St. Louis challenged the out call on the field, but the call was upheld, so no harm done. Phew.

Miles Mikolas was still going strong for St. Louis, sadly, sitting the heart of our order down on three strikeouts in the top of the seventh. Things got a little dicey again for Kelly, meanwhile, in the bottom of the seventh, though really it was through no fault of his own. With two outs and two strikes on him, Yadier Molina went down and got a good Kelly changeup that he broke his bat lifting into shallow center. Had his bat not broken, he would have hit it a bit harder, and I suspect Luplow could have come in and made the catch. Sadly, however, it dropped in for the Cards’ second hit of the day. Harrison Bader then hit a sharp grounder to third that Alcantara allowed to glance off his glove for an error. Kelly was a little bit rattled at this point, it seemed, and also kind of running on fumes—he’d started the inning having thrown only 75 pitches, but after the single and the error his pitch count was at 91. Thankfully, he managed his fourth strikeout of the day to end the frame, and keep the zeros in place.

It had seemed, going into the bottom of the seventh, like Kelly might make it into the eighth, but by the time it was over he was at 97 pitches and Noe Ramirez was warming in the bullpen. Kelly finished his day with a line of 7 IP, 2 H, 4 K, 0 walks and 1 HBP on 97 pitches thrown. It would have been cool to see him pitch deeper, but he was done, which was fine. It was a stellar outing.

Miles Mikolas, meanwhile, was only at 92 pitches after seven, and I guess St. Louis thought it would be cool, too, to have their starter come out for the eighth, because that’s what happened. It was also their undoing.
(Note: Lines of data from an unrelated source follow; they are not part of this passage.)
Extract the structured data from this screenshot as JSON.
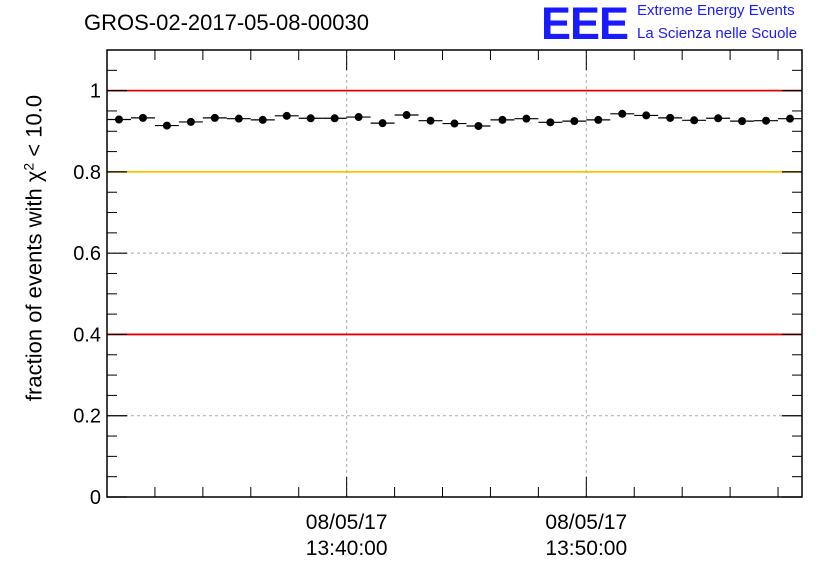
{
  "header": {
    "title": "GROS-02-2017-05-08-00030",
    "logo_text": "EEE",
    "logo_line1": "Extreme Energy Events",
    "logo_line2": "La Scienza nelle Scuole"
  },
  "colors": {
    "red_line": "#e00000",
    "yellow_line": "#ffc000",
    "logo": "#1a1aff"
  },
  "chart_data": {
    "type": "scatter",
    "title": "GROS-02-2017-05-08-00030",
    "ylabel_prefix": "fraction of events with χ",
    "ylabel_sup": "2",
    "ylabel_suffix": " < 10.0",
    "xlabel": "",
    "x_unit": "minutes",
    "x_ticklabels": [
      {
        "x": 13.6667,
        "date": "08/05/17",
        "time": "13:40:00"
      },
      {
        "x": 13.8333,
        "date": "08/05/17",
        "time": "13:50:00"
      }
    ],
    "ylim": [
      0,
      1.1
    ],
    "yticks": [
      0,
      0.2,
      0.4,
      0.6,
      0.8,
      1
    ],
    "ytick_labels": [
      "0",
      "0.2",
      "0.4",
      "0.6",
      "0.8",
      "1"
    ],
    "grid": true,
    "reference_lines": [
      {
        "y": 1.0,
        "color": "#e00000"
      },
      {
        "y": 0.8,
        "color": "#ffc000"
      },
      {
        "y": 0.4,
        "color": "#e00000"
      }
    ],
    "x_times": [
      "13:30:30",
      "13:31:30",
      "13:32:30",
      "13:33:30",
      "13:34:30",
      "13:35:30",
      "13:36:30",
      "13:37:30",
      "13:38:30",
      "13:39:30",
      "13:40:30",
      "13:41:30",
      "13:42:30",
      "13:43:30",
      "13:44:30",
      "13:45:30",
      "13:46:30",
      "13:47:30",
      "13:48:30",
      "13:49:30",
      "13:50:30",
      "13:51:30",
      "13:52:30",
      "13:53:30",
      "13:54:30",
      "13:55:30",
      "13:56:30",
      "13:57:30",
      "13:58:30"
    ],
    "x_err_seconds": 30,
    "values": [
      0.929,
      0.933,
      0.914,
      0.923,
      0.933,
      0.931,
      0.928,
      0.938,
      0.932,
      0.932,
      0.935,
      0.92,
      0.94,
      0.926,
      0.919,
      0.913,
      0.928,
      0.931,
      0.922,
      0.925,
      0.928,
      0.943,
      0.939,
      0.933,
      0.927,
      0.932,
      0.925,
      0.926,
      0.931
    ]
  }
}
Mikolas faced Ketel Marte to lead off the eighth, and Ketel launched the third pitch he saw over the wall in right:

Carson Kelly flew out to center on the next pitch, but then Nick Ahmed wanted to send the fans in left home with a souvenir as well:

That chased Mikolas, who’d pitched brilliantly up until that point. Sergio Alcantara then hit a double, and Jordan Luplow reached with two outs on another St. Louis throwing error on the infield, advancing Alcantara to third, but two runs were all we wound up getting. 2-0 D-BACKS

Two runs were all we needed, though, as Noe Ramirez retired the Cardinals in order in the bottom of the eighth and Ian Kennedy (gulp) closed it out in the ninth after giving up a leadoff walk to Goldy just to make things interesting.

Win Probability Added, courtesy of FanGraphs

Boulder Dam renamed Hoover Dam: Merrill Kelly (see pitching line above, +41.3% WPA)
The Artist Formerly Known as Prince changing his name back to Prince: Ketel Marte (4 AB, 1 H, 1 HR, +21.9% WPA), Nick Ahmed (3 AB, 2 H, 1 HR, +13.4% WPA)

As one might expect from a morning start time and a 0-0 pitching duel through seven, the Gameday Thread was kind of mellow for much of the game, though holy crap did the activity explode once we’d broken it open. All in all, we wound up with 257 comments at the time of writing. Nice job, everybody! It’s nice when we win, and when we win after a helluva a pitching performance by both teams. No CotG, sadly, because the only one that went red was a GIF, and I’m a crotchety old man who scorns these new innovations. And get off my lawn!

Well, at least until tomorrow, when we go for our second consecutive series win! Zach Davies takes the mound for us, facing off against St. Louis righty Jordan Hicks. It’s another morning start for those of us watching in Arizona, with first pitch at 11:15am local time, just like today. Hope you can join us....we’ve played well these past two games, and they’ve been fun to watch!

Anyway, that’s all for this one. As always, thanks for reading, and as always, go Diamondbacks!